| > Not exactly. Yes, revealing the combination requires the person to implicitly admit that they know the what the combination is. But if the government can prove that they already know this "testimony" -- which they can in most cases -- then the "foregone conclusion" doctrine applies and the 5th Amendment privilege cannot be asserted. That's fascinating, thank you for sharing! That helps make my point, though, that the legal framework for handling encryption already exists and just needs to be clarified a little bit, instead of making new, far-reaching laws with serious implications on the landscape. > I don't see how it violates user privacy or trust. In general, you don't have the right to keep records secure from law enforcement if they have a warrant. If this law is passed, these companies should simply disclose to their customers that they will provide law enforcement with the means to decrypt their data, as many already do. It will get abused. Just like wire tapping got abused, just like NSA surveillance got abused. Furthermore, having a master key floating around means that at some point, inevitably, a foreign government or organization will get ahold of it. If this were implemented correctly—over a special, secure channel that only law enforcement could access (with a warrant!)—that would be mostly harmless, but I simply don't trust our government and businesses to implement anything correctly that has to do with the privacy and security of user data. There have simply been too many previous violations. > I also don't see how it severely undermines encryption. Yes, end-to-end encryption is more secure, but it's not the industry norm. Security is relative, but I wouldn't call Gmail "insecure" just because Google allows law enforcement to read emails with a warrant. But the issue with bills like the EARN IT Act is that they make end-to-end encryption completely infeasible for any company to implement. That's the problem: you can't even have E2EE in the first place if it passes, because it conflicts with the requirement to allow law enforcement to be able to read messages. |
I think this can be a reasonable argument, but it depends on whether criminal suspects generally comply with decryption orders. If most don't, then it is understandable that the government also wants the keys to reside with parties that almost certainly will comply: OEMs and service providers.
> It will get abused.
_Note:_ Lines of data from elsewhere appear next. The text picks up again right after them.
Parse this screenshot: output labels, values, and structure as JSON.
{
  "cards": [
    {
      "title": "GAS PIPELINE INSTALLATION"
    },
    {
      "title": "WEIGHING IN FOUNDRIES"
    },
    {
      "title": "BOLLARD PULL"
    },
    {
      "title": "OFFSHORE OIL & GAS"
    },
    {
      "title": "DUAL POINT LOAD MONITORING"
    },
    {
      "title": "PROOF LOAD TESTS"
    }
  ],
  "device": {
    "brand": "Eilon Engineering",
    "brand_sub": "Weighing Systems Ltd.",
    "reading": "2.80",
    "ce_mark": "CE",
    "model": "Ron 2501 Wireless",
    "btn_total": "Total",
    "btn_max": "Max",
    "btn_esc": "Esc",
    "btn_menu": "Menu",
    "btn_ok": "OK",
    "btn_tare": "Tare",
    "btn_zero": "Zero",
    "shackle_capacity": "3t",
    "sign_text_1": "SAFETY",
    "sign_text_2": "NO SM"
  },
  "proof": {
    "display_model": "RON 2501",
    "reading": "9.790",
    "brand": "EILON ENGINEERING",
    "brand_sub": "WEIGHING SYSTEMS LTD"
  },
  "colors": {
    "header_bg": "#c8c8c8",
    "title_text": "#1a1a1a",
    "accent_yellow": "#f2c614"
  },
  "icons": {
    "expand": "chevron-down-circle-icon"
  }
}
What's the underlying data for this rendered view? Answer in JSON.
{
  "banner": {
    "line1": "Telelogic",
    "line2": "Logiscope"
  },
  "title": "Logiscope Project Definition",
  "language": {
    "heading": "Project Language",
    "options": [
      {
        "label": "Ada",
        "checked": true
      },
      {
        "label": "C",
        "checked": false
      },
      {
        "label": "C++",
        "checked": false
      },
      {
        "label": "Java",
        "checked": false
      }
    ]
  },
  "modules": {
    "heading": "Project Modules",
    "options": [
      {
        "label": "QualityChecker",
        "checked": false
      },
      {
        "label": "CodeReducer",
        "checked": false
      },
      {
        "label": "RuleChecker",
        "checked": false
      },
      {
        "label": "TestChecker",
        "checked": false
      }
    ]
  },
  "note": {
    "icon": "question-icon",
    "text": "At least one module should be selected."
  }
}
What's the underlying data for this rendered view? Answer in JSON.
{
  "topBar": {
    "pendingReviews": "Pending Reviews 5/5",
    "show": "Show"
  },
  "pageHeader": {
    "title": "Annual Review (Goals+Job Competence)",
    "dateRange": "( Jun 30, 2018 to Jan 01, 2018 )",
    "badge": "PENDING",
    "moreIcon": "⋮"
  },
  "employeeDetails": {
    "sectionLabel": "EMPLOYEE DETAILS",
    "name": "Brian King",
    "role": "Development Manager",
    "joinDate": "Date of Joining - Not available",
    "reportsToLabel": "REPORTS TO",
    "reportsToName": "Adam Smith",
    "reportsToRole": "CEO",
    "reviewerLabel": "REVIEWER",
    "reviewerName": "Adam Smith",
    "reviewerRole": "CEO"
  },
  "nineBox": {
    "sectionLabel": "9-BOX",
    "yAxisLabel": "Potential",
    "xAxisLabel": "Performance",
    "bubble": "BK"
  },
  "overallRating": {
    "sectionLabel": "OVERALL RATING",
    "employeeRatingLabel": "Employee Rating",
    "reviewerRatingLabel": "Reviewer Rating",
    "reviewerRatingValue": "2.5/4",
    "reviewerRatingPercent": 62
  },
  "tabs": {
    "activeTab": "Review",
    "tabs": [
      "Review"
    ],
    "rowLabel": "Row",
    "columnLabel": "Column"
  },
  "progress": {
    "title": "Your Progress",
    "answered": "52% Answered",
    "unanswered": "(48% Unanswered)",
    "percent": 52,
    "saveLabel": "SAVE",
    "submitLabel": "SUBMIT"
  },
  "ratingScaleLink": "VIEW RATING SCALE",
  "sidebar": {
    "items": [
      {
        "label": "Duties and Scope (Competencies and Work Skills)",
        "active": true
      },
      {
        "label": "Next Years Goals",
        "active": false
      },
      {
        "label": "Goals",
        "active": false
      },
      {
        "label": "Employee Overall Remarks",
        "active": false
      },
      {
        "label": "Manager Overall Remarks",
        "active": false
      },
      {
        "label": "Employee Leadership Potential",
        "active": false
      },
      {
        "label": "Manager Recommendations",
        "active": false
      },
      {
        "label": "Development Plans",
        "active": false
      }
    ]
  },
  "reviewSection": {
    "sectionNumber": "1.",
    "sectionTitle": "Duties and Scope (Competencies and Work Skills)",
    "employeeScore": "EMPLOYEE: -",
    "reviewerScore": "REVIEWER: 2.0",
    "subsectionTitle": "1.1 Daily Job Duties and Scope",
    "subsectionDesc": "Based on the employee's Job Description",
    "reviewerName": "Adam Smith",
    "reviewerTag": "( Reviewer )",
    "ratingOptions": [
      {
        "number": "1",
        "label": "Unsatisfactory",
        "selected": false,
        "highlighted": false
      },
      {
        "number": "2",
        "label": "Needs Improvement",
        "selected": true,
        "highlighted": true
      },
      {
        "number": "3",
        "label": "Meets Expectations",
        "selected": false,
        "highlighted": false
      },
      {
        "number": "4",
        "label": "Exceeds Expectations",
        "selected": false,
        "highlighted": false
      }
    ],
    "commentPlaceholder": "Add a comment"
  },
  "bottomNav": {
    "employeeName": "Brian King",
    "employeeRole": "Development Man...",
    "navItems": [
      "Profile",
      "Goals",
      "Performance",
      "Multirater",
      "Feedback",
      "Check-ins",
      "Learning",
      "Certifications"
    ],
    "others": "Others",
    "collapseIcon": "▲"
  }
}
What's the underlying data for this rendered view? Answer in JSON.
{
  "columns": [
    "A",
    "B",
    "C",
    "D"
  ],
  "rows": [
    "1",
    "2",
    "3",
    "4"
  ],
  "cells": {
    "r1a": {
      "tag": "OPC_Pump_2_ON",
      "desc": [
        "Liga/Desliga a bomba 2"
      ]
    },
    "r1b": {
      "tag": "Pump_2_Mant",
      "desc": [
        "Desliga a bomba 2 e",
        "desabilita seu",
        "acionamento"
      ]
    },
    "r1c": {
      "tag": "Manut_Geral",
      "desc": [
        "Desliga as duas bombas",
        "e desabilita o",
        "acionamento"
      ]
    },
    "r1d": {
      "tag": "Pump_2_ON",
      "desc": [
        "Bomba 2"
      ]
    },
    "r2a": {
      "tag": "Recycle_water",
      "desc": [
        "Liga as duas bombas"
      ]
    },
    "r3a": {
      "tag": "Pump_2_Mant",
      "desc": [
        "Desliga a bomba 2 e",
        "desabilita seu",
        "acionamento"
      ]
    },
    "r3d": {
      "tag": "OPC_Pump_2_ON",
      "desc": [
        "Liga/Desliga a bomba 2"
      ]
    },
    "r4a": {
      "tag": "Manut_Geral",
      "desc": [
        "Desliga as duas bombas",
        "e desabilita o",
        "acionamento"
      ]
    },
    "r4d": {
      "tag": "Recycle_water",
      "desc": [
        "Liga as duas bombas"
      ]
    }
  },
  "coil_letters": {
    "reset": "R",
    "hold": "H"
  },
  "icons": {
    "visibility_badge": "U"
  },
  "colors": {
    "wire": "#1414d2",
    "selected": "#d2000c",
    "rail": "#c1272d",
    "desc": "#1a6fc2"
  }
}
Just like wire tapping got abused, just like NSA surveillance got abused.
Yes, warrants get abused, but they're necessary for the criminal justice system to function.
I think we need to be careful not to conflate this issue with warrantless surveillance, which is a different beast.
> Furthermore, having a master key floating around means that at some point, inevitably, a foreign government or organization will get ahold of it.
I don't see why this is necessarily true, and many Internet services are premised on it not being true. HTTPS requires that you trust the ability of CAs to keep their master keys secret. Gmail and Outlook require that you trust that Google and Microsoft will keep their master keys secret.
> But the issue with bills like the EARN IT Act is that they make end-to-end encryption completely infeasible for any company to implement.
I realize that. My point was that there's an argument to be made that in practice, most people don't use E2EE or even need it in the first place.
E2EE is probably necessary in certain cases -- for example, if you're a dissident in an authoritarian regime. But that doesn't mean it needs to come standard on every iPhone.
To be honest, I'm undecided on this issue. Maybe the security benefits of standard E2EE are worth making it more difficult for law enforcement to execute lawful search warrants. But to me the answer isn't obvious.